Así que me apunté a la escuela de cocina.
Eso fue con 18 años recién cumplidos.
Durante el primer año, el enrollado profesor de salsas (no de salsa), nos lanzó un órdago a todos.
Dijo algo así como… «Necesito dos valientes para mi restaurante. Uno para trabajar como camarero y otro para la cocina».
Levanté la mano, pero no por lo que crees.
Lo hice solo porque llevaba tiempo buscando algún trabajo que me permitiera comprarme una moto. Esa era mi única preocupación en la vida en esos momentos: Comprarme una moto.
¡Qué tiempos!
Un compañero se adelantó para el puesto de cocina, así que solo me quedó la opción de camarero.
Acepté.
Cual fue mi sorpresa, cuando descubrí que un camarero no solo llevaba platos de aquí para allá…
Tuve que aprender a cocinar, desespinar pescado, deshuesar paletillas de cordero y un sinfín de acrobacias más, que, además, debía realizar delante del cliente, sin manchar nada y antes de que la comida se enfriara.
¡Ah! Y a ser posible entreteniendo con mi conversación (tenía 18 años y muy poca conversación) a los comensales.
Aprendí. ¿Y sabes qué? Me encantó.
Tanto, que pasé los siguientes 8 años de mi vida ganándome la vida sirviendo a los demás, entreteniéndoles con mi conversación e intentado que disfrutaran lo máximo posible. Al menos mientras yo los atendiera.
Pero un día, no recuerdo muy bien por qué, decidí que no quería seguir con las jornadas de 12 horas, los extras en verano y Navidad, sin fines de semana y con las vacaciones en Marzo.
(Hoy, a la que puedo, cojo las vacaciones en Marzo. Es mi mes favorito ;))
La pregunta era ¿qué podía hacer, si lo único que conocía era el comedor y la barra de un restaurante?
Al terminar mi turno, cogí la Vanguardia, un boli, me preparé un café y empecé a revisar la página de empleo.
A los 5 minutos leí lo siguiente: Se busca agente inmobiliario, sin experiencia, preferiblemente que haya trabajado como camarero. Buena presencia.
¡Bingo!
Mi primer trabajo en una inmobiliaria
¿Imaginas por qué el anuncio decía «preferiblemente que haya trabajado como camarero»?
En ese momento, yo tampoco.
Más tarde me enteré de que mi jefe, también camarero de oficio, pensaba que los de hostelería somos resistentes, se nos da bien tratar con personas y estamos acostumbrados a trabajar muchas horas.
¡Un chollo vamos!
Reconozco que tenía razón. Cada vez que entraba alguien nuevo que venía de un trabajo «normal», lo dejaba a las pocas semanas. Demasiada presión.

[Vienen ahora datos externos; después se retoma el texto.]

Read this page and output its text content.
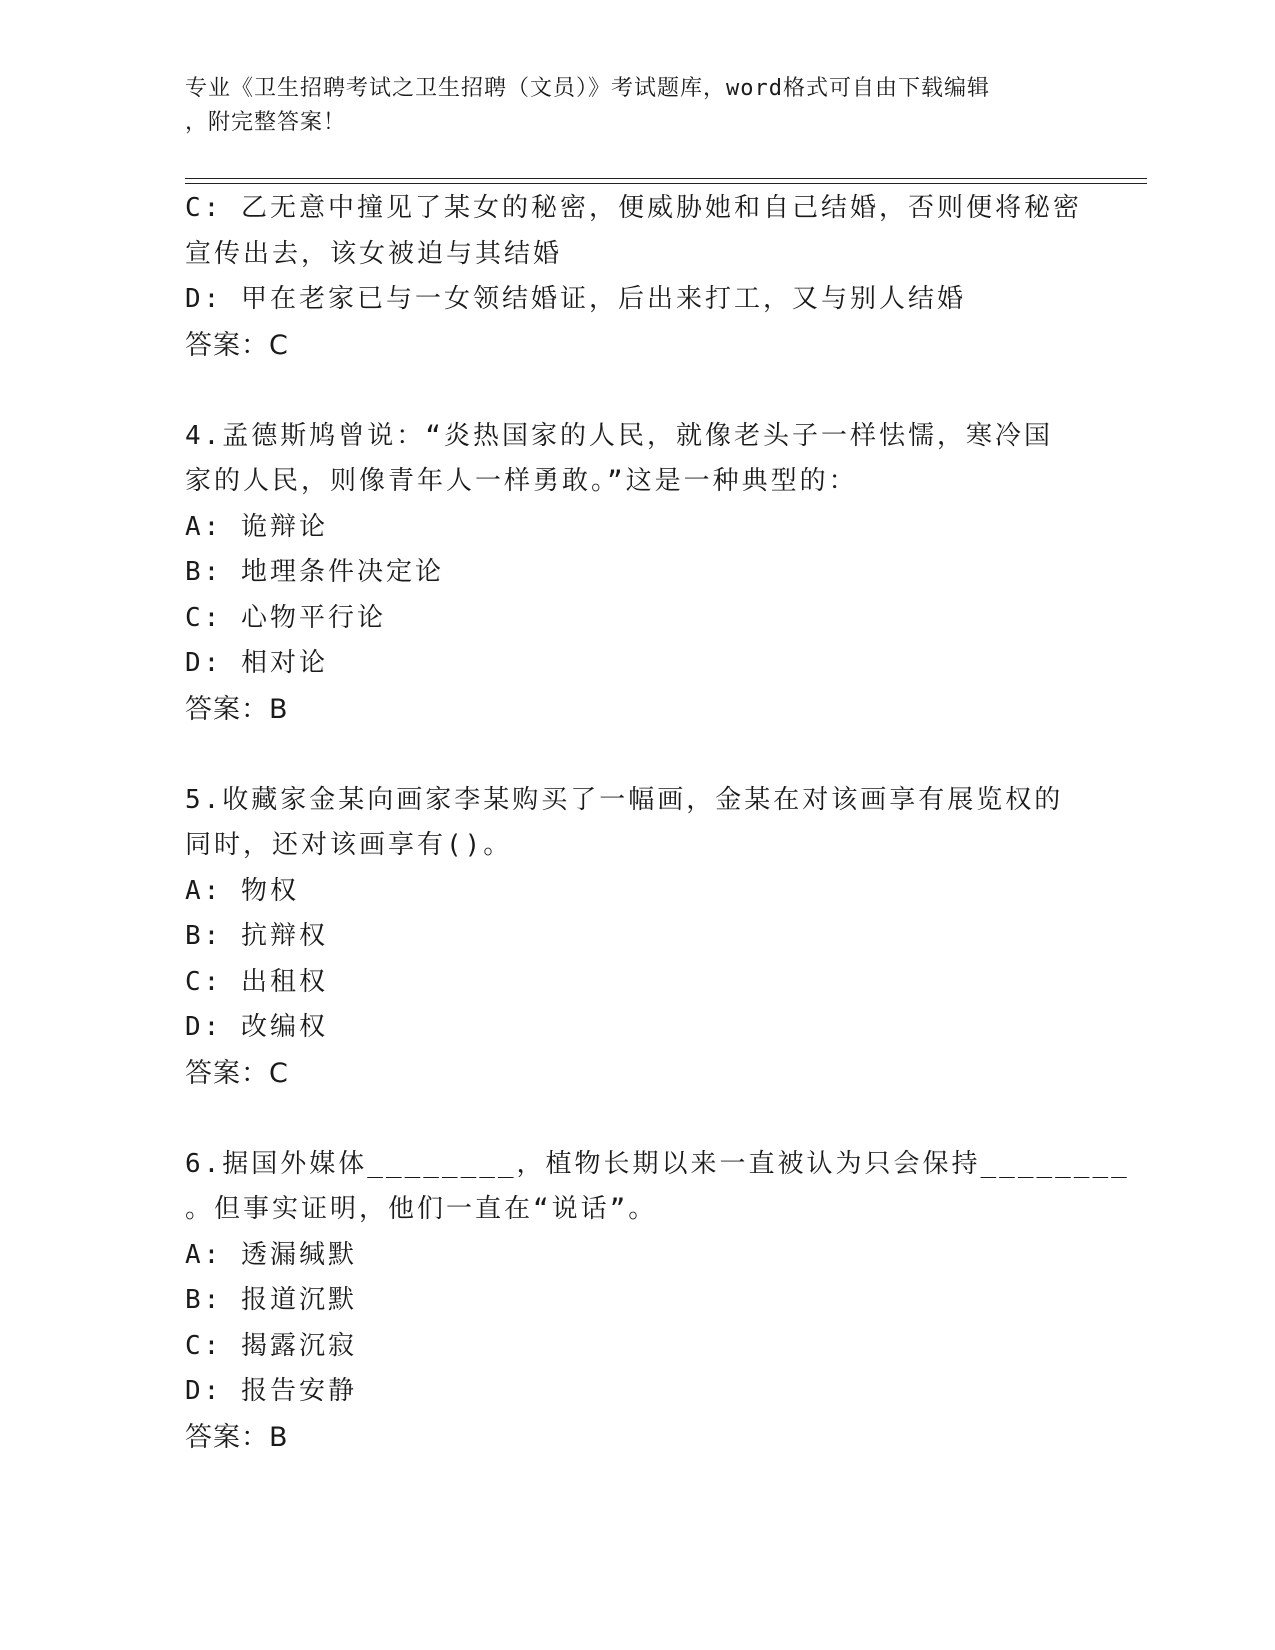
专业《卫生招聘考试之卫生招聘（文员）》考试题库，word格式可自由下载编辑
，附完整答案！
C: 乙无意中撞见了某女的秘密，便威胁她和自己结婚，否则便将秘密
宣传出去，该女被迫与其结婚
D: 甲在老家已与一女领结婚证，后出来打工，又与别人结婚
答案：C
4.孟德斯鸠曾说：“炎热国家的人民，就像老头子一样怯懦，寒冷国
家的人民，则像青年人一样勇敢。”这是一种典型的：
A: 诡辩论
B: 地理条件决定论
C: 心物平行论
D: 相对论
答案：B
5.收藏家金某向画家李某购买了一幅画，金某在对该画享有展览权的
同时，还对该画享有()。
A: 物权
B: 抗辩权
C: 出租权
D: 改编权
答案：C
6.据国外媒体________，植物长期以来一直被认为只会保持________
。但事实证明，他们一直在“说话”。
A: 透漏缄默
B: 报道沉默
C: 揭露沉寂
D: 报告安静
答案：B
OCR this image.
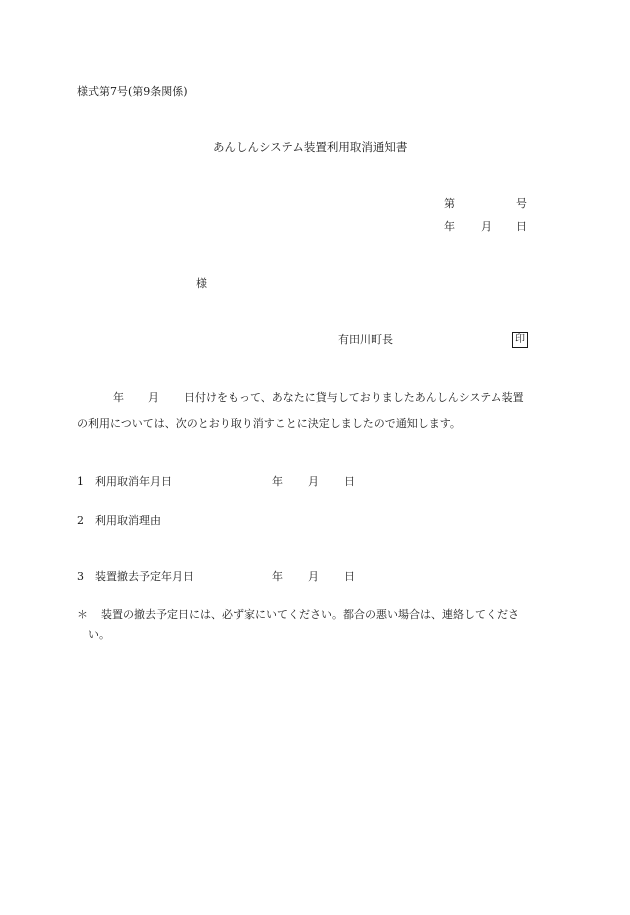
様式第7号(第9条関係)
あんしんシステム装置利用取消通知書
第	号
年 月 日
様
有田川町長	印
年 月 日付けをもって、あなたに貸与しておりましたあんしんシステム装置
の利用については、次のとおり取り消すことに決定しましたので通知します。
1　利用取消年月日	年 月 日
2　利用取消理由
3　装置撤去予定年月日	年 月 日
＊ 装置の撤去予定日には、必ず家にいてください。都合の悪い場合は、連絡してくださ
い。
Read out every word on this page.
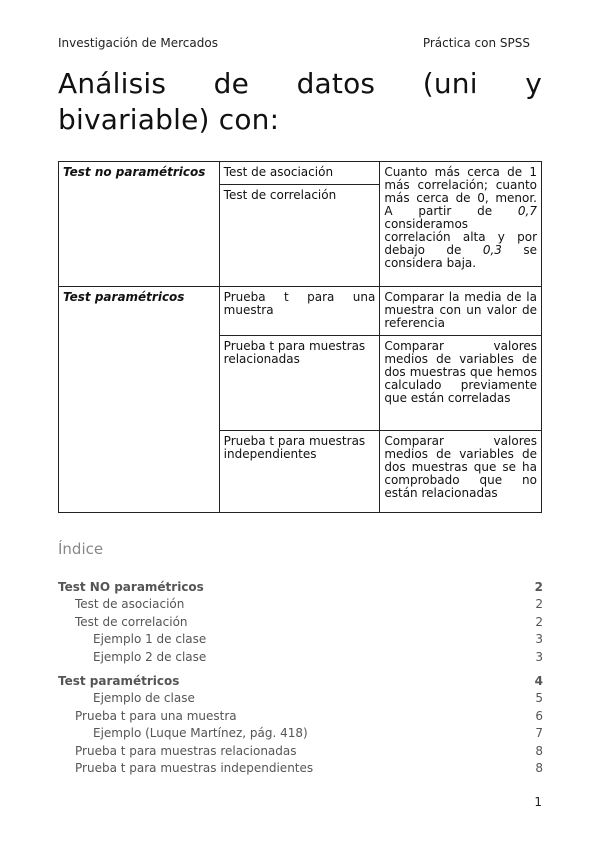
Investigación de Mercados	Práctica con SPSS
Análisis de datos (uni y bivariable) con:
Test no paramétricos	Test de asociación	Cuanto más cerca de 1 más correlación; cuanto más cerca de 0, menor. A partir de 0,7 consideramos correlación alta y por debajo de 0,3 se considera baja.
	Test de correlación	
Test paramétricos	Prueba t para una muestra	Comparar la media de la muestra con un valor de referencia
	Prueba t para muestras relacionadas	Comparar valores medios de variables de dos muestras que hemos calculado previamente que están correladas
	Prueba t para muestras independientes	Comparar valores medios de variables de dos muestras que se ha comprobado que no están relacionadas
Índice
Test NO paramétricos	2
Test de asociación	2
Test de correlación	2
Ejemplo 1 de clase	3
Ejemplo 2 de clase	3
Test paramétricos	4
Ejemplo de clase	5
Prueba t para una muestra	6
Ejemplo (Luque Martínez, pág. 418)	7
Prueba t para muestras relacionadas	8
Prueba t para muestras independientes	8
1
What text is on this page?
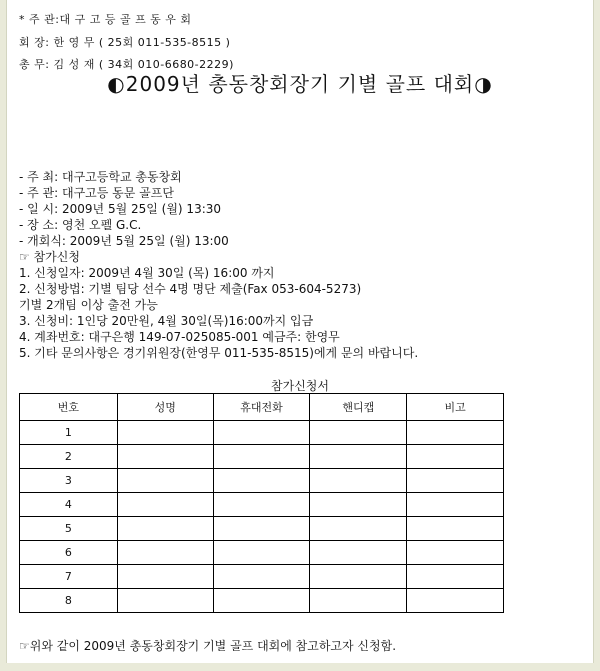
* 주 관:대 구 고 등 골 프 동 우 회
회 장: 한 영 무 ( 25회 011-535-8515 )
총 무: 김 성 재 ( 34회 010-6680-2229)
◐2009년 총동창회장기 기별 골프 대회◑
- 주 최: 대구고등학교 총동창회
- 주 관: 대구고등 동문 골프단
- 일 시: 2009년 5월 25일 (월) 13:30
- 장 소: 영천 오펠 G.C.
- 개회식: 2009년 5월 25일 (월) 13:00
☞ 참가신청
1. 신청일자: 2009년 4월 30일 (목) 16:00 까지
2. 신청방법: 기별 팀당 선수 4명 명단 제출(Fax 053-604-5273)
기별 2개팀 이상 출전 가능
3. 신청비: 1인당 20만원, 4월 30일(목)16:00까지 입금
4. 계좌번호: 대구은행 149-07-025085-001 예금주: 한영무
5. 기타 문의사항은 경기위원장(한영무 011-535-8515)에게 문의 바랍니다.
참가신청서
번호	성명	휴대전화	핸디캡	비고
1				
2				
3				
4				
5				
6				
7				
8				
☞위와 같이 2009년 총동창회장기 기별 골프 대회에 참고하고자 신청함.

Ten en cuenta que te hablo de 2007-2008, cuando el sector inmobiliario era como una olla a punto de explotar, la alegría de los años anteriores empezaba a brillar por su ausencia y, a los asesores, nos apretaban las tuercas en un intento desesperado por mantener la facturación.
Ni te imaginas la de días que acabé llorando durante esa época.
No obstante, conseguí salir adelante durante dos años y, a la que surgió la oportunidad, cambié de sector.
Acerté.
Me fue muy bien, al menos económicamente. Fue entonces cuando me picó por primera vez el gusanillo de montar algo propio.
Pausa
«Lo siento si esperabas una de esas historias de emprendedores natos, que ya desde niños vendían cromos o limonada ganando más dinero que sus padres. Hasta los 20 y largos, nunca sentí la llamada del emprendimiento.»
Fin de la pausa
Así que, sin pensarlo mucho, lo hice.
En 2011 monté mi propia agencia inmobiliaria. O dicho de otra manera, me di de alta como autónomo, cogí mi teléfono móvil, abrí una cuenta en un portal inmobiliario y me puse a captar.
La aventura duro algunos años. No acabó bien, pero aprendí mucho.
Aunque lo mejor de la historia, es que mientras peleaba por sacar adelante mi agencia, junto a unos amigos, montamos un proyecto online.
Creamos un tienda, hicimos SEO (como se hacía entonces), SEM, copy a nuestra manera, diseño web y un montón de cosas más que a mí me sonaban a marciano.
En un año, pasamos de la nada a más 500 visitas diarias con una facturación bruta mensual de 15.000 euros.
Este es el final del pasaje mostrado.